CCNP SWITCH 642-813: Controlling the Automatic State of an SVI
Because a Layer 3 switched virtual interface (SVI) is bound to a Layer 2 VLAN on a switch, it normally follows the state of the VLAN on that switch automatically. If the switch has at least one Layer 2 interface that is up and active on the VLAN, then the Layer 3 SVI will be brought up too. If all of the Layer 2 interfaces assigned to the VLAN are down, then the Layer 3 interface will be brought down.
This is the default “autostate” behavior. The idea is to bring the Layer 3 interface down so that routing protocols will cease advertising a route to the IP subnet if there are no active switch interfaces on the VLAN where the subnet exists.
When the SVI autostate feature is enabled, a Layer 3 SVI can come up only if the following three conditions are met:
- The VLAN bound to the SVI exists and is active in the VLAN database on the switch.
- The SVI is not administratively shut down.
- At least one Layer 2 interface is assigned to the SVI’s VLAN and is in the up state, with STP forwarding.
As an example, a switch has VLAN 2 defined and assigned to a variety of Layer 2 interfaces, but none of the interfaces are up. A Layer 3 SVI called interface vlan2 is then defined. Watch what happens to interface vlan2 in the following console output:
Switch(config)#interface vlan2 Switch(config-if)# *Apr 21 10:13:10.949: %LINK-3-UPDOWN: Interface Vlan2, changed state to up Switch(config-if)# Switch(config-if)#ip address 192.168.1.1 255.255.255.0 Switch(config-if)#^Z Switch# Switch#show ip interface brief Interface IP-Address OK? Method Status Protocol Vlan1 unassigned YES manual administratively down down Vlan2 192.168.1.1 YES manual up down FastEthernet1/0/1 unassigned YES unset down down FastEthernet1/0/2 unassigned YES unset down down
Even before an IP address can be configured on the new SVI, the switch brings its status up, but its line protocol stays down. In other words, the SVI now exists and is bound to VLAN 2, but it is unusable until at least one Layer 2 interface becomes active on VLAN 2.

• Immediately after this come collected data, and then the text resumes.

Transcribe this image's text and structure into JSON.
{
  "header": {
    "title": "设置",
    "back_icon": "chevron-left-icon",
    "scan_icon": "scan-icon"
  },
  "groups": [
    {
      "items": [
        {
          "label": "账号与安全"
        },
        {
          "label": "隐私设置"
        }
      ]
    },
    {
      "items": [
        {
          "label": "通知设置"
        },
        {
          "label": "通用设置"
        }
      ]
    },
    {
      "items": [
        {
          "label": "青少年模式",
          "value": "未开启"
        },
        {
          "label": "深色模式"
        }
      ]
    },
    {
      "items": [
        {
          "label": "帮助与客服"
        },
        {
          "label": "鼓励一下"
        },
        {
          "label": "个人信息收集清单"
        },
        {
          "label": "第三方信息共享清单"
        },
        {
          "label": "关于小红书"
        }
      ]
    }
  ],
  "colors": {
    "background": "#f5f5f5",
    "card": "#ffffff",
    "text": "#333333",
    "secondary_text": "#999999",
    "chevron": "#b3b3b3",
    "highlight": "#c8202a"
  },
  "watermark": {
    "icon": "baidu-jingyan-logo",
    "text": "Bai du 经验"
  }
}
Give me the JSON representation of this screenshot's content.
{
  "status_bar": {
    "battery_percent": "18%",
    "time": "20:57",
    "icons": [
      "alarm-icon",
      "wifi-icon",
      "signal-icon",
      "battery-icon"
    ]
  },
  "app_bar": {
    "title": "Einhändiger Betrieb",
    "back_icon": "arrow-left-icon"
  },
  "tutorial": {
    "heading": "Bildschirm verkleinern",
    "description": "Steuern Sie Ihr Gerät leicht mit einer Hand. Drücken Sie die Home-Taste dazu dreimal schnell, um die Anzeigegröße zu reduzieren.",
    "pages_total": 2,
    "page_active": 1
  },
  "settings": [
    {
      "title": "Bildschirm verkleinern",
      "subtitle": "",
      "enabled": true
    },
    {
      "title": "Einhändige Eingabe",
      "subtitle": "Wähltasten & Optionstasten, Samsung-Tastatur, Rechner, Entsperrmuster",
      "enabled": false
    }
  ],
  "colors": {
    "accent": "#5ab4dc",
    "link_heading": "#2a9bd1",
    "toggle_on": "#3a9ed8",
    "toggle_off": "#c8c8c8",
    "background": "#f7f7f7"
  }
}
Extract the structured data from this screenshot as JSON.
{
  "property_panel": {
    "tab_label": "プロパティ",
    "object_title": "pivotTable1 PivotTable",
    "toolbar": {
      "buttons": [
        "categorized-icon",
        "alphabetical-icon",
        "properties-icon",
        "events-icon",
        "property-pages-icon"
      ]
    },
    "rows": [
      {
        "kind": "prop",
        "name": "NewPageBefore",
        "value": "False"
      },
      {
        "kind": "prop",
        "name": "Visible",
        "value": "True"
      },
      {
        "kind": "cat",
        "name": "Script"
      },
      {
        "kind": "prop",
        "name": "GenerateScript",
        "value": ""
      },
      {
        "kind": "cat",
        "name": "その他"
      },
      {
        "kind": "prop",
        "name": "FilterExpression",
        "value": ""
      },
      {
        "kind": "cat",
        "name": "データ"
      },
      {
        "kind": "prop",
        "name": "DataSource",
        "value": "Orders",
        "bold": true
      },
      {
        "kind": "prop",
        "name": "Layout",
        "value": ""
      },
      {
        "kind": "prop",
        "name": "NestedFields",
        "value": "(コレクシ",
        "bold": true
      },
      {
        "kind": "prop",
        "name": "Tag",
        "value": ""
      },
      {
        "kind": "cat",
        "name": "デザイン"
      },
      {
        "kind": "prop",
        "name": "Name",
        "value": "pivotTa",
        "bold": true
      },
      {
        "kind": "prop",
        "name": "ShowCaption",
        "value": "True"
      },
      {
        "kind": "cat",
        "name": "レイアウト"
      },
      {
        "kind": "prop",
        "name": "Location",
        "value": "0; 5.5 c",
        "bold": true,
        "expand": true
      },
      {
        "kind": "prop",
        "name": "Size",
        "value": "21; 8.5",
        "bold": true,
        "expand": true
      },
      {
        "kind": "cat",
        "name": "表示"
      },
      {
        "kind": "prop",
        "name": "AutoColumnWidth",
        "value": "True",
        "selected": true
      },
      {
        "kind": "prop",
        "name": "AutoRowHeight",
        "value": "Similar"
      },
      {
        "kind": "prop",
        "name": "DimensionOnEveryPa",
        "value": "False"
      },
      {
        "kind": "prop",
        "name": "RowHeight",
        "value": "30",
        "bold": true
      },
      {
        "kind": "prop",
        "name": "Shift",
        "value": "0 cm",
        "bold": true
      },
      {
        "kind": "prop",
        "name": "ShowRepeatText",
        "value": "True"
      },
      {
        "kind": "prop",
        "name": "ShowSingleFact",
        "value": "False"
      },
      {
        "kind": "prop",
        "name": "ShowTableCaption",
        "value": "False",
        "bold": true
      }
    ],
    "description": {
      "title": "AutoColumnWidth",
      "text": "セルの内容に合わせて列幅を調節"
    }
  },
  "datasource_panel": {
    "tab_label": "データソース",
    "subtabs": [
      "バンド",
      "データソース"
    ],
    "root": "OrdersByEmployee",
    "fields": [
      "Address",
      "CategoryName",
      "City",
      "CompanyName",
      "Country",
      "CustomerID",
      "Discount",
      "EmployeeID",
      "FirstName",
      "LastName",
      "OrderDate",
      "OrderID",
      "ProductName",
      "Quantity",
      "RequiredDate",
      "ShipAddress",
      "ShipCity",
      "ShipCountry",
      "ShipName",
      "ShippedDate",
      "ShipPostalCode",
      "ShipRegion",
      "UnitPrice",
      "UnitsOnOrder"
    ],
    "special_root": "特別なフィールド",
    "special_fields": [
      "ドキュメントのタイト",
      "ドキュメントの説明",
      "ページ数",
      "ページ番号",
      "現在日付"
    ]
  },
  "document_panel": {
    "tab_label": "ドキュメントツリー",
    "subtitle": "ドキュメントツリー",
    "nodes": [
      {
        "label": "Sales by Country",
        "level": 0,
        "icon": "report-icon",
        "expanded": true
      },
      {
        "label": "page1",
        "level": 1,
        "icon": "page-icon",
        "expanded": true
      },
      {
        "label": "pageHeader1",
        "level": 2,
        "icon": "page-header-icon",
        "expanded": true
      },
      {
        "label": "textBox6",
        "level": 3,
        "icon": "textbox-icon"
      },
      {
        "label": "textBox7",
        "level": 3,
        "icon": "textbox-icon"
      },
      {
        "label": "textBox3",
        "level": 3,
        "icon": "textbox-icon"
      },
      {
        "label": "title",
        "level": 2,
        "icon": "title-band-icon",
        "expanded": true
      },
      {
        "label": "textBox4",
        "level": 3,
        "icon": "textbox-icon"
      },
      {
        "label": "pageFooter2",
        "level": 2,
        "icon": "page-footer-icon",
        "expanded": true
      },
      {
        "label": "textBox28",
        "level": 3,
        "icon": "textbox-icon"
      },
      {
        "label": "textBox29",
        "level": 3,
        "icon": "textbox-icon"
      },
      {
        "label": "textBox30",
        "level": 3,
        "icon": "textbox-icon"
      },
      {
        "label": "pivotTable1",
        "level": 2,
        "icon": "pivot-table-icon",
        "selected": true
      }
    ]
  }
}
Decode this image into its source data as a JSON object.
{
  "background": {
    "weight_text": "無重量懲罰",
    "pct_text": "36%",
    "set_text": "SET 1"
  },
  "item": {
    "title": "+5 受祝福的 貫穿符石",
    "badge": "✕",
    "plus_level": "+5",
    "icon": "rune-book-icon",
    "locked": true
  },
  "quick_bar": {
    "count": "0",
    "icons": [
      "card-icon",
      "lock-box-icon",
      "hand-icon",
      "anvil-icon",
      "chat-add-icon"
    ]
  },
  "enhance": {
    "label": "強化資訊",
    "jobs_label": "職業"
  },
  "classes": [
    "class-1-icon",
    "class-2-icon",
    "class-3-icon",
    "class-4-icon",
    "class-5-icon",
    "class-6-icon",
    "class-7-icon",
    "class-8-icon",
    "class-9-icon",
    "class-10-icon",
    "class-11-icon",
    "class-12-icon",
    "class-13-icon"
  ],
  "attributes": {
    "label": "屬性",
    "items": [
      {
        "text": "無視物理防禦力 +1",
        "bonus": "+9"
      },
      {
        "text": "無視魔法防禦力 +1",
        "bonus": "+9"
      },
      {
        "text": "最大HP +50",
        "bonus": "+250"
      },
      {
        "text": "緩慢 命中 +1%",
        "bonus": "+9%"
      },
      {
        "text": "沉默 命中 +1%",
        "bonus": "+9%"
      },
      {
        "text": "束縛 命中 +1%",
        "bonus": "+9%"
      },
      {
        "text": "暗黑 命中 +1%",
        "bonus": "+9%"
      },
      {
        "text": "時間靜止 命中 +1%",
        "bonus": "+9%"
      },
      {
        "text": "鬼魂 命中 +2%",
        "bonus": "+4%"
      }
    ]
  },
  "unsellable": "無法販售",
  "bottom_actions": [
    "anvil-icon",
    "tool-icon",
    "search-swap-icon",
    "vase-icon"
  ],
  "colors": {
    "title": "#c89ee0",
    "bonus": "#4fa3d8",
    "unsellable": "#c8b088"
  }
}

In the following output, notice what happens as a PC is connected to interface FastEthernet1/0/1, which is assigned to VLAN 2:
Switch# *Apr 21 10:21:31.925: %LINK-3-UPDOWN: Interface FastEthernet1/0/1, changed state to up *Apr 21 10:21:32.009: %LINEPROTO-5-UPDOWN: Line protocol on Interface Vlan2, changed state to up *Apr 21 10:21:32.932: %LINEPROTO-5-UPDOWN: Line protocol on Interface FastEthernet1/0/1, changed state to up Switch#
When the Layer 2 interface comes up, so does the line protocol of the SVI. Once the PC is disconnected or powered down, the SVI is automatically taken down, as shown in the following output:
Switch# *Apr 21 10:21:45.624: %LINEPROTO-5-UPDOWN: Line protocol on Interface FastEthernet1/0/1, changed state to down *Apr 21 10:21:45.624: %LINEPROTO-5-UPDOWN: Line protocol on Interface Vlan2, changed state to down *Apr 21 10:21:46.622: %LINK-3-UPDOWN: Interface FastEthernet1/0/1, changed state to down Switch#
You can override the default behavior by disabling autostate on a per-interface basis with the following command:
Switch(config-if)# switchport autostate exclude
When an interface is excluded, any influence that it might have had over the SVI state is removed. This command isn’t normally used unless the interface is a special case, such as an interface where a network analyzer is connected. The analyzer would capture traffic without being an active participant in the VLAN that is assigned to the interface.